NOTE: The following article summarizes a report on the 2011 septic and stormwater surveys prepared by the consulting firm Forrest Bell Environmental for the Steering Committee of the Lake Wentworth/Crescent Lake Watershed Management Plan. A full copy of the consultants’ report, complete with photos, is available on this web site at: http://lakewentworthfoundation.org/watershed/downloads/
As the summer of 2011 neared its end, a score of dedicated Lake Wentworth Association shore representatives fanned out along the camp roads distributing notices of an upcoming survey that would invite property owners around Lake Wentworth and Crescent Lake to share information about their homes – all this in the interest of supporting the development of a management plan for the watershed that surrounds both lakes.
In the weeks that followed the notification, those same shore reps revisited their neighbors, this time accompanied by environmental consultants gathering data about the location and age of residential septic systems. With the owner’s permission, the consultants also evaluated each property for signs of erosion and other damaging effects from runoff into the nearby lake or stream.
Threats to the water quality of the two lakes had been previously identified in a diagnostic study undertaken by NH Department of Environmental Services (DES) in 1999, and the study had recommended that a sanitary survey be conducted in order to better understand the role that septic systems may have in determining the water quality of the lakes.
That understanding is important because a failing septic system can be detrimental to human health, aquatic life, and water resources.
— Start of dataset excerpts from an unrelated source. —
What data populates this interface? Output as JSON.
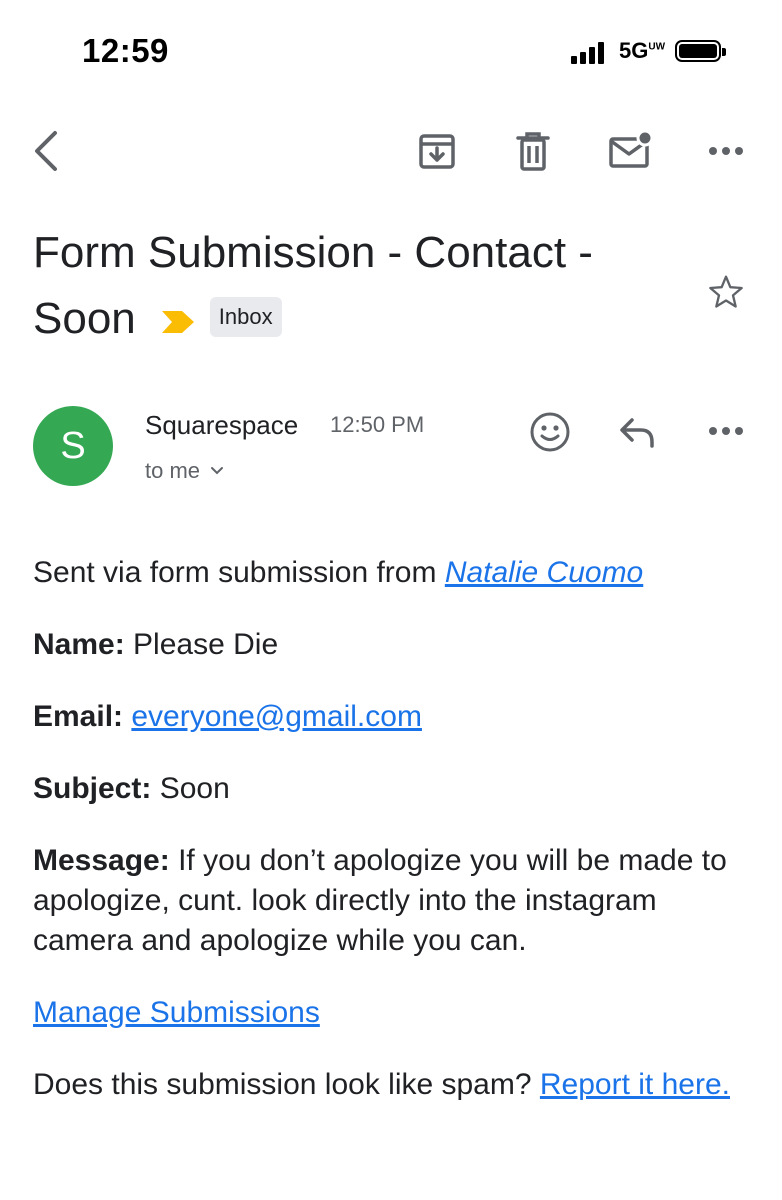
{
  "status_bar": {
    "time": "12:59",
    "network": "5G",
    "network_sup": "UW"
  },
  "toolbar": {
    "icons": [
      "back-arrow-icon",
      "archive-icon",
      "trash-icon",
      "mark-unread-icon",
      "more-icon"
    ]
  },
  "email": {
    "subject": "Form Submission - Contact - Soon",
    "label_chip": "Inbox",
    "sender": {
      "avatar_letter": "S",
      "avatar_color": "#34a853",
      "name": "Squarespace",
      "time": "12:50 PM",
      "recipient": "to me"
    },
    "body": {
      "intro_text": "Sent via form submission from",
      "intro_link": "Natalie Cuomo",
      "name_label": "Name:",
      "name_value": "Please Die",
      "email_label": "Email:",
      "email_value": "everyone@gmail.com",
      "subject_label": "Subject:",
      "subject_value": "Soon",
      "message_label": "Message:",
      "message_value": "If you don’t apologize you will be made to apologize, cunt. look directly into the instagram camera and apologize while you can.",
      "manage_link": "Manage Submissions",
      "spam_question": "Does this submission look like spam?",
      "spam_link": "Report it here."
    }
  },
  "colors": {
    "link": "#1a73e8",
    "importance_marker": "#fbbc04",
    "chip_bg": "#e8eaed"
  }
}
Septic system effluent typically stores a thousand times the concentration of phosphorus typically found in lake waters, which means that even a small amount of effluent can have a major impact on nearby waters.
In addition, an outdated or improperly maintained septic system can result in the delivery of disease-causing bacteria and nutrients to nearby water bodies, causing gastro-intestinal illness in swimmers or severe ecosystem dysfunction for fish and wildlife. Untreated septic waste can also contain chemicals and hormones used in pharmaceutical and personal care products, which can have severe impacts on aquatic life.
Now, a dozen years after the diagnostic study, the Lake Wentworth Foundation has partnered with the Town of Wolfeboro, DES, and the University of New Hampshire to develop a management plan for the entire Lake Wentworth/Crescent Lake watershed. When completed sometime in the fall of this year, the plan will have identified current and potential threats to the surface waters that feed and make up the two lakes. The hope is that, in subsequent years, funding will be found to begin chipping away at the sources of the nutrients that are slowly undermining the health of the lakes and their tributaries.
Last year’s septic and stormwater runoff surveys were designed to collect baseline information about the state of septic systems within 250 feet of the lakes and their tributaries. Those survey results can then be used to estimate phosphorus input to the lakes from developed areas in the watershed.
It is estimated that a total of about 2050 pounds of phosphorus enters Wentworth each year from all sources, including erosion, fertilizer use, and atmospheric deposition. About 1091 pounds enters Crescent Lake from all sources.
Approximately 174 pounds of phosphorus leaches into Lake Wentworth each year from the septic systems of shoreline properties. In Crescent Lake, the figure is about 28.6 pounds.
That means that fully 8% of the phosphorous entering Lake Wentworth leaches from septic systems.
Likewise, at least 3% of the phosphorous entering Crescent Lake is from surrounding septic systems. (The lower load at Crescent is a result of the public sewer system along some shores and the overall smaller number of homes around the lake. However, Lake Wentworth contributes another 6% of the phosphorus in Crescent, so that 9% of Crescent’s phosphorus comes from septic systems.)
For the two lakes taken together, 6% of load is from septic systems.